Após analisarem 30 milhões de pessoas, pesquisadores da Universidade de Pequim atribuem às gestantes risco potencial de transmissão

atualizado 21/12/2021 21:46

mulher gestanteGetty Images

Um estudo realizado por pesquisadores da Universidade de Pequim concluiu que casos assintomáticos de Covid-19 são mais comuns entre grávidas, consideradas “transmissoras silenciosas” do vírus SARS-CoV-2. As mulheres fazem parte da análise que abrangeu 30 milhões de pessoas infectadas, e 54,1% das pacientes não apresentaram sintomas da doença. Com base nessa informação, os autores atribuem às gestantes um risco potencial de transmissão.

Além de gestantes, grupos de pessoas como viajantes de avião ou de cruzeiro e funcionários de lares de idosos também são considerados pacientes com alto risco de infecção. A pesquisa é uma revisão de quase 100 estudos realizados ainda no primeiro ano da pandemia, quando o vírus original e a variante Alfa eram dominantes em todo o mundo. Ainda não foi possível identificar de que forma a Ômicron e a Delta se encaixam dentro do quadro.

Em infecções assintomáticas, o organismo não exibe sinais da existência da enfermidade. Em outras palavras, você pode pegar o vírus e não apresentar tosse, dor de garganta ou febre, por exemplo. Pessoas com esse tipo de contaminação têm maior probabilidade de espalhar a doença, na medida em que, sem saber que estão infectadas, continuam a interagir com familiares e amigos. De acordo com os especialistas, conforme os casos de Ômicron aumentam no mundo, as manifestações da Covid podem se tornar mais brandas.

“A gestão de portadores assintomáticos é essencial para prevenir surtos de infecções e transmissão dentro de uma comunidade”, escreveu a equipe, no artigo.

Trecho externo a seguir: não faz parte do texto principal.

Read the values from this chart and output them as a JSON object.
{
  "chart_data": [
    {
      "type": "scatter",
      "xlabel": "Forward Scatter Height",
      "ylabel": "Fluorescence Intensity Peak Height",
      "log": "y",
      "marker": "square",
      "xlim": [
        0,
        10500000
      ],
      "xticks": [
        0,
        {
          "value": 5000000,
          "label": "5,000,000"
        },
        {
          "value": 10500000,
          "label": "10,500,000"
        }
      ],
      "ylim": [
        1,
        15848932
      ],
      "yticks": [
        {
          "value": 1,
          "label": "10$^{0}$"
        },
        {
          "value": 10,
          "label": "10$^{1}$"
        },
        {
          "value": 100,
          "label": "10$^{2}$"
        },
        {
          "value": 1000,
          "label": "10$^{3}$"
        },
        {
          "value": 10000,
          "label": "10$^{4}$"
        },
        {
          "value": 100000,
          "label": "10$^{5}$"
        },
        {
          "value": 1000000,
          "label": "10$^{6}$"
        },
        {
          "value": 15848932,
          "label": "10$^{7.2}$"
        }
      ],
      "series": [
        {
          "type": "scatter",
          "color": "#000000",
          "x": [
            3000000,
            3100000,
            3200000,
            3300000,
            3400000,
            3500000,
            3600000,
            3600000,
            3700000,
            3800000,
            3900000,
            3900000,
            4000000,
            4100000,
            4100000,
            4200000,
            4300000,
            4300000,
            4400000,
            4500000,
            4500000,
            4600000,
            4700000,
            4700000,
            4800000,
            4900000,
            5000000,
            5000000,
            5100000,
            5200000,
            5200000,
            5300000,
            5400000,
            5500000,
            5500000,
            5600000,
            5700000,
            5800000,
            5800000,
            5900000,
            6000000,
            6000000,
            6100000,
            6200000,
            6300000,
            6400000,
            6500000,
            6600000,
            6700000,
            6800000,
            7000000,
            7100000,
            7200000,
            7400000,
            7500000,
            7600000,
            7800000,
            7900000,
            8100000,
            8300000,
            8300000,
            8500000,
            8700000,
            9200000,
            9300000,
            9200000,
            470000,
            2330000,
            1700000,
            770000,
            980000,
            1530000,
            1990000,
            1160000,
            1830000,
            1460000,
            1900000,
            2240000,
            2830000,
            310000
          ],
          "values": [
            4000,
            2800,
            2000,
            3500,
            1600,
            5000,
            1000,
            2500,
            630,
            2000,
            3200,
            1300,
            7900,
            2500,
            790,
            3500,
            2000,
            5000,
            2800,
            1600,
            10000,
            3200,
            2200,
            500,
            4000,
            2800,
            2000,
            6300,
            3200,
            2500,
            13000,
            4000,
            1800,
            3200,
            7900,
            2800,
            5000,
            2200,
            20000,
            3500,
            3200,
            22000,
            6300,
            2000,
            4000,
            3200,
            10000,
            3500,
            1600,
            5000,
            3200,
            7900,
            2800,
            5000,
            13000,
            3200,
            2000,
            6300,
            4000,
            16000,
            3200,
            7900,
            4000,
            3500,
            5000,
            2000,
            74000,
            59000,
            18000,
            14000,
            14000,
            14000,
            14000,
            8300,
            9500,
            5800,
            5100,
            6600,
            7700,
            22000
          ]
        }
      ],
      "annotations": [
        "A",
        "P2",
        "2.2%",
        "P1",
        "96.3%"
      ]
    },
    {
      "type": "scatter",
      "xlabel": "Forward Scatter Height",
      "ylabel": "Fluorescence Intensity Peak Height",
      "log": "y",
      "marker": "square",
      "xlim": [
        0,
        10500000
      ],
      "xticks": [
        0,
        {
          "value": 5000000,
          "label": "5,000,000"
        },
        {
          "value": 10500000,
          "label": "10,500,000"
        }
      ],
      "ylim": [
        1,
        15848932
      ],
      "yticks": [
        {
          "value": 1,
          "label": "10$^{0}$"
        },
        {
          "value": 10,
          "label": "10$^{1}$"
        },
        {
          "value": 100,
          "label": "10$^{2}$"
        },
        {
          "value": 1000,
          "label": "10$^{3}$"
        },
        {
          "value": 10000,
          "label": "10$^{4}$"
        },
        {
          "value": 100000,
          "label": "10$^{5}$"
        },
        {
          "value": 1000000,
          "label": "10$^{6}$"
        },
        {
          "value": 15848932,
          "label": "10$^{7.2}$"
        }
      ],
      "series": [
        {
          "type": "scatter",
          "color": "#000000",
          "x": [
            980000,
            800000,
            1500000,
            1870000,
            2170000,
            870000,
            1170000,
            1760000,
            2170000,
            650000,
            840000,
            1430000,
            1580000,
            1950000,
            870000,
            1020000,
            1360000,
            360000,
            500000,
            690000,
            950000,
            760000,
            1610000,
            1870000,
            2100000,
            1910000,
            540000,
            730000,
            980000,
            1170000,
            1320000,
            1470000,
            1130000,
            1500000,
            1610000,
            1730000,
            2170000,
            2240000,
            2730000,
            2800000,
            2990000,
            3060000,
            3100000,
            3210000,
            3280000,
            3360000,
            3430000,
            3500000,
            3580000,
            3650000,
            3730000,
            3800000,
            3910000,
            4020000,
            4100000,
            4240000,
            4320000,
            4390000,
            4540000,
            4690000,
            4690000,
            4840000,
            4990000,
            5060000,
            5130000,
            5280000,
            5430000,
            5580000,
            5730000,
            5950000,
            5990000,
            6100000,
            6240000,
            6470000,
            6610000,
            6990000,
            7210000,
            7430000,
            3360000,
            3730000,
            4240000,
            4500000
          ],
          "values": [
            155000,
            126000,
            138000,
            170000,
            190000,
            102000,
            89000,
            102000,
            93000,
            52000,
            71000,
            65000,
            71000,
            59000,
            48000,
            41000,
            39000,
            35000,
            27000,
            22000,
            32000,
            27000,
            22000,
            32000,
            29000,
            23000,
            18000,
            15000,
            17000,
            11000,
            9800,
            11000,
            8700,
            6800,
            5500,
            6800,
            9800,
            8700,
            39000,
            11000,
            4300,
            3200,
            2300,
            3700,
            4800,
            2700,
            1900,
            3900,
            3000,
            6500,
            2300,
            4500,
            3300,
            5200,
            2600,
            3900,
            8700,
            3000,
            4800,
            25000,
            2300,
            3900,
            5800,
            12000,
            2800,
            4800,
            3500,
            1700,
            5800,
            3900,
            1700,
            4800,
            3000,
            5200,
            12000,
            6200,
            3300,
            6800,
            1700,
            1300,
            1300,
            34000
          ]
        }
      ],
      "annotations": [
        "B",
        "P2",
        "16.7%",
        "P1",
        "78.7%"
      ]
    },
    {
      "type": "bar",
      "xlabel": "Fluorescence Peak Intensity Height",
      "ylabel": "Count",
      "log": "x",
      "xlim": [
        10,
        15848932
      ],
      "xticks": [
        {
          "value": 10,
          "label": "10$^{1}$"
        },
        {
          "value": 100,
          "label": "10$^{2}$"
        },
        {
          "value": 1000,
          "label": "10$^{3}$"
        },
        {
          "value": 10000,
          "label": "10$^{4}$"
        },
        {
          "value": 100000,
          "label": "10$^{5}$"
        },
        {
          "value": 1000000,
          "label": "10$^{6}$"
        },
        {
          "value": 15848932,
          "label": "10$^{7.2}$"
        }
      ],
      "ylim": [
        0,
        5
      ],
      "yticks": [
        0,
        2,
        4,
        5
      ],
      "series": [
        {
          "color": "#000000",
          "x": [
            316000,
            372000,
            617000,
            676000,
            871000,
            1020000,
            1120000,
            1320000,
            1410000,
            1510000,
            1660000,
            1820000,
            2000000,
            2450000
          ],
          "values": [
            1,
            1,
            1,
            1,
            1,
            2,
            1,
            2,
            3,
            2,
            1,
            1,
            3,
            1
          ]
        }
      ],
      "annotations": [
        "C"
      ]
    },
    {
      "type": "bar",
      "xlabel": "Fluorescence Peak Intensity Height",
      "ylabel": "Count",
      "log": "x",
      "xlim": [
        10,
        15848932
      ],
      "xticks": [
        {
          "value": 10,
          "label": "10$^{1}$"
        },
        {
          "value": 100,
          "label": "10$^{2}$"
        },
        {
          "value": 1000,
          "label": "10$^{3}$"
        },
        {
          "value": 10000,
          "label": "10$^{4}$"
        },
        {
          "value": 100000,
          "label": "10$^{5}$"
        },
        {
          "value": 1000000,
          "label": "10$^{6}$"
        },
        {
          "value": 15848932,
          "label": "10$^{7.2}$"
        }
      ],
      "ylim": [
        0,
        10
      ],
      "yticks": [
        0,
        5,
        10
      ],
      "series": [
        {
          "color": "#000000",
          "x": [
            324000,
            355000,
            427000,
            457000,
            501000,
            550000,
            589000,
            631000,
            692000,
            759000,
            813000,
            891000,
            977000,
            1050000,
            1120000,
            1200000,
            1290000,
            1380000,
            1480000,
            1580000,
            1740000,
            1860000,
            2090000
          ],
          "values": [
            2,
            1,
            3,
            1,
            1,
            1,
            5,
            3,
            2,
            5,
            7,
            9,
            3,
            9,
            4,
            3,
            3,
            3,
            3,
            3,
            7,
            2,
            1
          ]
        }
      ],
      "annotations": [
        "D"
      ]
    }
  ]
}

A taxa de casos assintomáticos variou entre as diferentes partes do mundo. Quase metade das pessoas infectadas nos Estados Unidos não apresentou sintomas (46,3%), em comparação com 44,2% na Europa e 27,6% na Ásia. Os pesquisadores informaram que a taxa de infecção assintomática foi maior em países mais desenvolvidos e em pessoas mais jovens.